Rock & Gem

What Dentists Know About Making Jewelry


Dr. Kathy King, DMD didn’t make every item in her jewelry box, but she could have.

“I’ve made all kinds of jewelry - earrings, pendants - I even made my own wedding rings,” says King, who has operated a private dental practice for years. “I know how to make jewelry because learning how to manipulate and cast gold has long been part of traditiona­l dental training.”

According to King, who also proctors exams for dental licensing boards for several states, prospectiv­e dentists take entire classes on how to choose materials, and how to cast dental crowns and other dental appliances using the lost wax method before they can pass their final exams.

While what they learn is meant to be used in patients’ mouths, it is the same technique that novice jewelers learn to practice their craft.

“For example, dental gold is different,” she explains. “24-karat gold is too soft so we use 18-karat gold because it can stand up to the acids in a person’s mouth. In jewelry making 18-karat gold is harder and more durable. That’s why most jewelers prefer it.”

Meanwhile, the lost wax technique used by dentists and the operators of dental labs, is very similar to the one craftspeop­le use to make everything from gem mountings to bracelets.

“It’s exactly the same process,” says King. Casting – whether for a tooth or a pendant – involves sculpting an original wax model then enclosing the design in a plaster-filled metal container. Once dry, the plaster is placed into a kiln and slowly heated to more than 1,000°F to melt away the wax.

What’s left behind from the melted wax is the item cast in molten precious metal.

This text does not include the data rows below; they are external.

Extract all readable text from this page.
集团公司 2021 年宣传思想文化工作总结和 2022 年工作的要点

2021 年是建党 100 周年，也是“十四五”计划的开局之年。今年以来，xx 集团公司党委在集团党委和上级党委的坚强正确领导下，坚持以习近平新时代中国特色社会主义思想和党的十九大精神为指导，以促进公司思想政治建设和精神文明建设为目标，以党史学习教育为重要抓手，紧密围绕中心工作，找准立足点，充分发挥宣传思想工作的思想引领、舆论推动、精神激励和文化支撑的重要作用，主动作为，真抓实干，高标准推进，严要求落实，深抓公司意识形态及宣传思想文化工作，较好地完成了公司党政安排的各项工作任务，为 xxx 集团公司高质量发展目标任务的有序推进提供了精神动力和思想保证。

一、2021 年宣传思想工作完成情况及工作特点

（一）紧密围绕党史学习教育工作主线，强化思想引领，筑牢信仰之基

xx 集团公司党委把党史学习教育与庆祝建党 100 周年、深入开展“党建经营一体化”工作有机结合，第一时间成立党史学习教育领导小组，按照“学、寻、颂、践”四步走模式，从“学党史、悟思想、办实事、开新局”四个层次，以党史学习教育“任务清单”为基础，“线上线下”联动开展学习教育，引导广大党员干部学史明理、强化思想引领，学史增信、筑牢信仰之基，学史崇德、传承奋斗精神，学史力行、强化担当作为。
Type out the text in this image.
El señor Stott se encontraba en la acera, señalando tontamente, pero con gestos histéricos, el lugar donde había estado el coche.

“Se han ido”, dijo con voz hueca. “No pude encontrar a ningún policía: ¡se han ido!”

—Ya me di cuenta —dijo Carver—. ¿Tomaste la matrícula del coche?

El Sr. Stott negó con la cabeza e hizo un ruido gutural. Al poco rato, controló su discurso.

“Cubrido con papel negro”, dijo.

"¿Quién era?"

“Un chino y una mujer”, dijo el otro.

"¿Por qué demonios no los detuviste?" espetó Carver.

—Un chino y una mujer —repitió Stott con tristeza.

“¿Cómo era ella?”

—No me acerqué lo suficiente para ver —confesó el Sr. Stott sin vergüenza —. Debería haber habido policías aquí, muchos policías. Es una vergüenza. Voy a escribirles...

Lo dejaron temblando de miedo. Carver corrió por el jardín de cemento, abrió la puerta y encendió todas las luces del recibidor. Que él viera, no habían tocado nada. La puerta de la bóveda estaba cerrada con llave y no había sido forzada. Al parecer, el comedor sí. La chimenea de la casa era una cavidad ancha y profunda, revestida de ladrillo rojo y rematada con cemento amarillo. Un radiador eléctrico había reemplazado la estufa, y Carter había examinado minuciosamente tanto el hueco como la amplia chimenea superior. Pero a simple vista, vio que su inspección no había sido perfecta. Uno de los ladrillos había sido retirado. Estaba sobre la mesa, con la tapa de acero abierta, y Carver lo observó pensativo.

“Then we polish the dental crown or the piece of jewelry,” King explains. “Either way, it’s going to be worn for a long, long time.”

Though learning how to cast precious metal is still part of a dentist’s education, much of that work is increasing­ly being done by specialty dental labs.

The combinatio­n of her knowledge and the manual dexterity that she cultivated over the years, stands King in good stead when she wants to craft something special for her collection of jewelry.

“People who make jewelry are always surprised about the technique they use to do it,” says King. “But the truth is dentists are just natural jewelers.”